Depois de um ciclo implacável de mortes, destruição e dolorosas negociações secretas, Israel e Hamas finalmente assinaram um acordo que promete pôr fim — ainda que parcialmente — ao confronto em Gaza. O cessar-fogo — que inclui também a libertação de reféns israelenses em troca de prisioneiros palestinos — chega como a maior brecha diplomática em dois anos de guerra. Mas o caminho para a paz continua cheio de armadilhas e incertezas.
Entre trocas e recuos
O pacto sela a primeira fase de um plano diplomático mediado por Estados Unidos, Egito e Catar. No acordo, Israel concorda em retirar suas tropas parcialmente de Gaza, enquanto o Hamas se compromete a libertar os reféns ainda detidos no enclave. Em contrapartida, Israel liberará centenas de presos palestinos — muitos deles condenados por crimes de segurança — e permitirá o acesso de caminhões com alimentos e suprimentos médicos à população sitiada.
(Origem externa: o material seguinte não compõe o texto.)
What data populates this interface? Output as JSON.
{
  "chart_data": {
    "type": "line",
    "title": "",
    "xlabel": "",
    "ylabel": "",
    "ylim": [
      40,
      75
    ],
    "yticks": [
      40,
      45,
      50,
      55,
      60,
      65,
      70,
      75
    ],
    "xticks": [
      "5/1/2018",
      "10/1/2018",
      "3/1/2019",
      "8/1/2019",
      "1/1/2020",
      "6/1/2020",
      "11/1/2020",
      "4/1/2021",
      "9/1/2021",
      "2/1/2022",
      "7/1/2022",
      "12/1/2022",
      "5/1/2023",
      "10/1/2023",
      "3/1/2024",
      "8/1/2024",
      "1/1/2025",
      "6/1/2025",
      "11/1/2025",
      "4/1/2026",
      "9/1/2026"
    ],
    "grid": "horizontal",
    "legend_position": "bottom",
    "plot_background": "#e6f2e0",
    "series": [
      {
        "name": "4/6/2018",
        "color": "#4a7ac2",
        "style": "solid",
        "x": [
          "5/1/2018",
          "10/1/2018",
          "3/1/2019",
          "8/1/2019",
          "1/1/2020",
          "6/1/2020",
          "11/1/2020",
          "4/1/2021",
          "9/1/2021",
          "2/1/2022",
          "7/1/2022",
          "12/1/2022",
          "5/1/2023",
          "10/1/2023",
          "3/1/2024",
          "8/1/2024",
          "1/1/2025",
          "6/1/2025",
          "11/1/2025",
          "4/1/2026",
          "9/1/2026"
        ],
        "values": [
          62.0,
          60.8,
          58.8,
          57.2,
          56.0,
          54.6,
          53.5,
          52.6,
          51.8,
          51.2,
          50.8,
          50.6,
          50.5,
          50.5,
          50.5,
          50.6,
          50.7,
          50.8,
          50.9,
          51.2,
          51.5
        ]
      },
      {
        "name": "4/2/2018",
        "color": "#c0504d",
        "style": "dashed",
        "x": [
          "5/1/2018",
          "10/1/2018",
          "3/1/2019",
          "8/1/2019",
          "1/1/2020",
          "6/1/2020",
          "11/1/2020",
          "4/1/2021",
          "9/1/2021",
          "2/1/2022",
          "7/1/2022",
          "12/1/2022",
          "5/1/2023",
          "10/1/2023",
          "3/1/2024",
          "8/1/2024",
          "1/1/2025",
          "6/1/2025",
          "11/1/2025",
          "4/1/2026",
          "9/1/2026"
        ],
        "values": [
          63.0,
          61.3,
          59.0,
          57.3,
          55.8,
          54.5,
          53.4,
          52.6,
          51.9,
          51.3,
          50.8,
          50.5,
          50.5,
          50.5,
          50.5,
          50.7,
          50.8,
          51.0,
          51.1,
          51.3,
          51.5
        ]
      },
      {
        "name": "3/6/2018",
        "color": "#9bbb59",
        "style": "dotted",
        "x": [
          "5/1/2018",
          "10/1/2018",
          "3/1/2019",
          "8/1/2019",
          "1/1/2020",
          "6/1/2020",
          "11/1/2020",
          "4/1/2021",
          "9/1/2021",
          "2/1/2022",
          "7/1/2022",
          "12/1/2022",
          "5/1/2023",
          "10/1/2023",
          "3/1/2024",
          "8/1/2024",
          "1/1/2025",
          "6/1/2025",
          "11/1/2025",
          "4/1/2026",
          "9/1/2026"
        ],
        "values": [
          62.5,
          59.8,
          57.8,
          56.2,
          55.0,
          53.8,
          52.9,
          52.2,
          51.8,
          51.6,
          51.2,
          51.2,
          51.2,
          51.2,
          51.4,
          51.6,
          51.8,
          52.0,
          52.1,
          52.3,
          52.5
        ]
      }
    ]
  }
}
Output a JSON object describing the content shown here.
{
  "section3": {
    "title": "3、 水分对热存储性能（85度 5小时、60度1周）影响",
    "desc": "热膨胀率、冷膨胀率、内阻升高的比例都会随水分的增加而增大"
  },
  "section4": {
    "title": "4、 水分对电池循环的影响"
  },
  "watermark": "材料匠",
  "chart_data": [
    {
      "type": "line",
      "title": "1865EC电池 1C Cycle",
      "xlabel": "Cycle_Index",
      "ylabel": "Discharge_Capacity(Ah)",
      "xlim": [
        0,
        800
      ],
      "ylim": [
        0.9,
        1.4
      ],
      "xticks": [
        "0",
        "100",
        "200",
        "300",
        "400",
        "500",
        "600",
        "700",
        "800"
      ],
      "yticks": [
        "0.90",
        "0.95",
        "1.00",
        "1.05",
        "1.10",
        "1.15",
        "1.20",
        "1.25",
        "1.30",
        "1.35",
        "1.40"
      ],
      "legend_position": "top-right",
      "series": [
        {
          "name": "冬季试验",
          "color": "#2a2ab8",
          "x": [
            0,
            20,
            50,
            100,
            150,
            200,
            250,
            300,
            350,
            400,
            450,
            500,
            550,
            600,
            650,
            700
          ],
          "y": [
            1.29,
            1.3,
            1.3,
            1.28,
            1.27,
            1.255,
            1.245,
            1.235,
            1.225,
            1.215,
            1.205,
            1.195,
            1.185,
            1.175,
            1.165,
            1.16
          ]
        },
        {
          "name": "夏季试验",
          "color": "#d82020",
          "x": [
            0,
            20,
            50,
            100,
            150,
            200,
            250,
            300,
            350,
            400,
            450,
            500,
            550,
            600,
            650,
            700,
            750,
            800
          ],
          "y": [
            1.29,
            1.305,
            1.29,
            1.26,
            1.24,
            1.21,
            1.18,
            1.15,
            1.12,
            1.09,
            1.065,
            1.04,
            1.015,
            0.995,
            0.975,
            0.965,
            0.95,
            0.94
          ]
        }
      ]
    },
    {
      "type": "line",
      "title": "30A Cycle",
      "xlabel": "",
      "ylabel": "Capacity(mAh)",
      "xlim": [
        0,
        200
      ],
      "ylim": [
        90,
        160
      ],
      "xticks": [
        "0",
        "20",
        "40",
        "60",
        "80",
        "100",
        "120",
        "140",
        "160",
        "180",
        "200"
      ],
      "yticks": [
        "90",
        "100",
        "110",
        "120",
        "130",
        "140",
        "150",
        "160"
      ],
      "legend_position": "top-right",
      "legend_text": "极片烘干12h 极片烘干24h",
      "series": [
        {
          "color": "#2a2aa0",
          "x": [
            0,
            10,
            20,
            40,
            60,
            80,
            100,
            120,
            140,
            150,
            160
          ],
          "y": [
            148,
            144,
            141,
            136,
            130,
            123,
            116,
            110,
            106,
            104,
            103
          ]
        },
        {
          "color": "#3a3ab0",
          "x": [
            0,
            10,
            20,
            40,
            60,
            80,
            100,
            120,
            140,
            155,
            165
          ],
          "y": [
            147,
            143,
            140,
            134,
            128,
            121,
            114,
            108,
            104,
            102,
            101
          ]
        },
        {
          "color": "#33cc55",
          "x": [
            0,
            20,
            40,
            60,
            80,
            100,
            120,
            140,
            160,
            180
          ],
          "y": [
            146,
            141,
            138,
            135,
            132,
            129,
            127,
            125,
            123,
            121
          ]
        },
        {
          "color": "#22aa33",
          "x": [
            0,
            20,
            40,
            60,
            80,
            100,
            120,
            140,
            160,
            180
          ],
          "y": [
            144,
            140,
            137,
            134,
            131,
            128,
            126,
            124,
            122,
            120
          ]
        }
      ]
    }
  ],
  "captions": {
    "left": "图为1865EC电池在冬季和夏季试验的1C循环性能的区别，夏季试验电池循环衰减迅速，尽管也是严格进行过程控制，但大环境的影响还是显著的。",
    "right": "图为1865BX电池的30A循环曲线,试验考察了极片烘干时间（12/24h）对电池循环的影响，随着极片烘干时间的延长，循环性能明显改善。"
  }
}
A implementação do cessar-fogo está condicionada à ratificação do pacto pelo gabinete de segurança de Israel e a outras etapas logísticas e políticas, entre elas o estabelecimento de cronogramas para a retirada e a troca de prisioneiros. Apesar de a assinatura formal “rascunho final” já ter sido confirmada por autoridades israelenses, permanece a dúvida: o Hamas assinou nas mesmas condições? Enquanto isso, estima-se que o cessar-fogo deva entrar em vigor 24 horas após aprovação interna israelense. Desde já, há relatos de bombardeios até a consumação formal do pacto — um lembrete cru de que o silêncio muitas vezes precede o estrondo.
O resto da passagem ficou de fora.